Introduction
The University of San Carlos (USC) in Cebu City, Philippines has a long track record on archaeological research and education led by the Department of Sociology and Anthropology. The artifact collection in the University Museum is a vivid proof of this long tradition. Recently, SoAn felt the need to upgrade its curriculum and the expertise of its staff in order to maintain its leading status in the Philippines. One of the needs pointed out is the knowledge and ability to use modern surveying and analysis tools such as GIS and GPS. In order to respond to this need, a training proposal was designed and, thanks to The Netherlands government through NUFFIC funding, a tailor- made training was made possible. The training was designed and delivered by a consortium of Van Hall Larenstein University for Professional Education (VHL), Archeologisch Diensten Centrum (ADC) both in the Netherlands and Geoplan Foundation in Cebu City.

The overall goal of the training was to improve the state of archaeology and cultural heritage in the Philippines by strengthening the skills and knowledge of USC SoAn in GIS and GPS in archaeology. In order to reach this goal, the training focused on enhancing the curriculum with elements of new digital techniques as GIS and GPS; facilitating modern archeological methods in research that will attract more students from the Visayas and Mindanao and establishing a database of archeological sites and artifacts. The integration of new techniques in archeology is also expected to attract more new students since it also enhances the study of Philippine communities of before and during Spanish colonization.

State of the art GIS and Archaeology
In the Netherlands, archaeological excavations very often cover large areas (up to tens of thousands of square metres) with large quantities of archaeological features.
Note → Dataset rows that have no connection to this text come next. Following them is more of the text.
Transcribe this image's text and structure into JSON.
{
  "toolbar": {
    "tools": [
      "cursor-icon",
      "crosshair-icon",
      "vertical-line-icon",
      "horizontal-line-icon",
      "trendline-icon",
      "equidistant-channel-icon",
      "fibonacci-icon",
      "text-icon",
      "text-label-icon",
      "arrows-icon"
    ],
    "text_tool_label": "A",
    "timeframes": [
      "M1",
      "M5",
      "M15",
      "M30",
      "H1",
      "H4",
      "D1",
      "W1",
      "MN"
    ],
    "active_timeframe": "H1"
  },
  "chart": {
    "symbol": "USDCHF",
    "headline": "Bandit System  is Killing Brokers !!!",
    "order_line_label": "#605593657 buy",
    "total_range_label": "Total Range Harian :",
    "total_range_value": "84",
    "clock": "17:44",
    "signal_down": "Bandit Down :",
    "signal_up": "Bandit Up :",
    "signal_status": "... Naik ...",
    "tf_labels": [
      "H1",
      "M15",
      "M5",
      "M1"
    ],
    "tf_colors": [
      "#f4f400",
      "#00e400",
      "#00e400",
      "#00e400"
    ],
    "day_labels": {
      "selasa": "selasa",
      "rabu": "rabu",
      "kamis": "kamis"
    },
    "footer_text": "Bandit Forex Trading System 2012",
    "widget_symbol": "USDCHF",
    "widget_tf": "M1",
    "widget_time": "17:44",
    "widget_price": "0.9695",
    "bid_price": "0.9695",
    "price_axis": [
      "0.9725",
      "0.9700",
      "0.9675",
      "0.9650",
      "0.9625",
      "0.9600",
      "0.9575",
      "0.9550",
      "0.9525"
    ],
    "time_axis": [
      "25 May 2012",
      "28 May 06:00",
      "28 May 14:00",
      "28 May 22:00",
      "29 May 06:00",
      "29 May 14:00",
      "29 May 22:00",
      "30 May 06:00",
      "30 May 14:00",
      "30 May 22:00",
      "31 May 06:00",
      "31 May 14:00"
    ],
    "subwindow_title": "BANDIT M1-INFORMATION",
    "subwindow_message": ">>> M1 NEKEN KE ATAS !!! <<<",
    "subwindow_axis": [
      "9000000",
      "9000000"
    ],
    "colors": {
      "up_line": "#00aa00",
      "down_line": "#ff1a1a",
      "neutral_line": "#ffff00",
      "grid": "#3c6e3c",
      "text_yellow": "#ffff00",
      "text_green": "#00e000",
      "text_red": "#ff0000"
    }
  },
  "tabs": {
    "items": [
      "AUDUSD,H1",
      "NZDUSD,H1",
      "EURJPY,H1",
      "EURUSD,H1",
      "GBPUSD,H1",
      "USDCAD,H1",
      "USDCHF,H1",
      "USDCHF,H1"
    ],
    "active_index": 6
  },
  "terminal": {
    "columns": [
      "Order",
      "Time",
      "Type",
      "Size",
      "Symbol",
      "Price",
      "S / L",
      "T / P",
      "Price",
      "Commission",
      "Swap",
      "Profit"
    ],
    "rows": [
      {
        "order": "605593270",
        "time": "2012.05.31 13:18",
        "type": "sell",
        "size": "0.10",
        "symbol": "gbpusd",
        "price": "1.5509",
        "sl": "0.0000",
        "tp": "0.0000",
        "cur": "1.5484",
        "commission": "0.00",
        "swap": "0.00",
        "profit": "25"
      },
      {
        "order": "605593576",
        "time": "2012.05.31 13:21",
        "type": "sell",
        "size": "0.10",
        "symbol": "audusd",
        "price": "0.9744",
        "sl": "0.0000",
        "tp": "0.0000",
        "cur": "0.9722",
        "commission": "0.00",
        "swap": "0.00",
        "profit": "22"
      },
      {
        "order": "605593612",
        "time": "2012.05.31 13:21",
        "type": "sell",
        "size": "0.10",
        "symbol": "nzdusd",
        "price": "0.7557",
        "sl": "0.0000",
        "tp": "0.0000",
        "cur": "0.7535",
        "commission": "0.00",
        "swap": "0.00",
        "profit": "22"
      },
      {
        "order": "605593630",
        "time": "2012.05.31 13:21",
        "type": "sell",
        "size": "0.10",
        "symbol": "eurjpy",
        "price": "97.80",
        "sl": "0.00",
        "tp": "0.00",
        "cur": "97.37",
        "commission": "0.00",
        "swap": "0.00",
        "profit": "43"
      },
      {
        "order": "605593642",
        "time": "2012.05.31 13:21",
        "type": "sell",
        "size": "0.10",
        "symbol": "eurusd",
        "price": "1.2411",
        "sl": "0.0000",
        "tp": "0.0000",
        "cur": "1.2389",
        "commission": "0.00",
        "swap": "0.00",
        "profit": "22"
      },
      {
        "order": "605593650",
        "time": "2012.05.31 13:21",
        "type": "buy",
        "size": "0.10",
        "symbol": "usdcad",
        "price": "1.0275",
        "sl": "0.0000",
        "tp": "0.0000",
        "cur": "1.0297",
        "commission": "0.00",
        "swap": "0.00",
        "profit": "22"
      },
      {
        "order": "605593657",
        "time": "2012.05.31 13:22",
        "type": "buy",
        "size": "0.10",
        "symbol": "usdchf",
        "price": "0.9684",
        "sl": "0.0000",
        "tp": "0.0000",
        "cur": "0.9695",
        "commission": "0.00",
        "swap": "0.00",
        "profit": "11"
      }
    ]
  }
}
These features mainly consist of discolorations of the subsoil (mainly sand and clay with almost no inclusions like rocks), caused by human activities such as digging. For example, the remains of a wooden house would consist of several rows of dark spots in the subsoil, caused by the digging and subsequent filling up of the postholes, the wooden posts themselves having been decayed or pulled out. Plans of the archaeological features are drawn, traditionally by hand, and recently also by the use of Total Stations. These modern geodetic instruments have the advantage of high accuracy, speed and digital recording and output of data. They can record not only X-, Y-and Z-coordinates, but also attribute information. By the use of these instruments, the step of digitising the field drawings is left out, and a digital plan is directly created from the raw data in a GIS application; the attribute data is automatically stored in the table belonging to the digital plan.

In the course of data processing and analysis, a database is created containing determination lists and dates. The interpretation of features and structures is also stored in the database, and the database is combined with the digital plan.

This combination of spatial and tabular data is used for the analysis of find distributions, phases in settlement history etc. The outcome may be a variety of thematic maps which can be used in the process of interpretation, as a means of cross-checking the data, and as illustrations in publication.

Pilipino situation
In the Philippines, GIS is not yet widely used in archaeology. There are a number of pilots where GIS is used in predictive modeling, but as tool in documenting and analyzing finds and excavations, the tool is virtually unknown. In the Philippines, only 1*1 or 2*2 m excavations are allowed. The location of an excavation is then known by a fixed point, orientation and distance from this point and the size of the excavation. There is little or no digital mapping and the location of the site is measured using traditional geodetic tools. GPS is not used, since the accuracy of many hand held apparatus is not good enough. Within an excavation, the locations of finds drawn by hand using a raster created over the excavation. Creating spatial datasets and digital databases of excavations and finds are yet nonexistent.

Learning principles
It is our vision that a successful implementation of GIS in education is based on the combination of teaching and (applied) research and consultancy, i.e. the use of GIS methodologies in actual field work and research. GIS applications are used in the field of work of various disciplinary experts in order to help find solutions for problems with a spatial component. It is therefore imperative to combine education and the application of GIS techniques in projects. Apart from formal training, exposure to GIS through archaeological projects is necessary in order to acquire the necessary skills and techniques. Without this combination there is a high risk that the GIS modules at and teaching institution will become static subjects when the direct connection with the actual field is no longer present. Our experience also showed that students are more excited about the integration of GIS in their fields of expertise if they go through all phases of data collection, analysis and visualization when they can apply these on actual and relevant case studies.

Another important factor is that the training does not aim at creating GIS specialists, but to enhance the technical capabilities of the archaeology teachers. The training therefore is founded on a sound foundation of topical content and data, whereas the use of GIS can be demonstrated with the following scheme:


Figure 1: schema of applied GIS

The management in the top of the triangle represents the (virtual or actual) management where questions are asked and for whom answers or management information need to be produced. These answers can be generated when both the field of expertise and technical skills are combined. The foundation of spatial and attribute data guarantees that spatial context is fully integrated in the process. This same scheme has been successfully applied by VHL in helping students and trainees find their ambitions and training needs when it comes to the use of GIS in their career. The aim of the trainees in this project was mainly to move their skills on the horizontal axis by enhancing their technical skills and knowledge of GIS.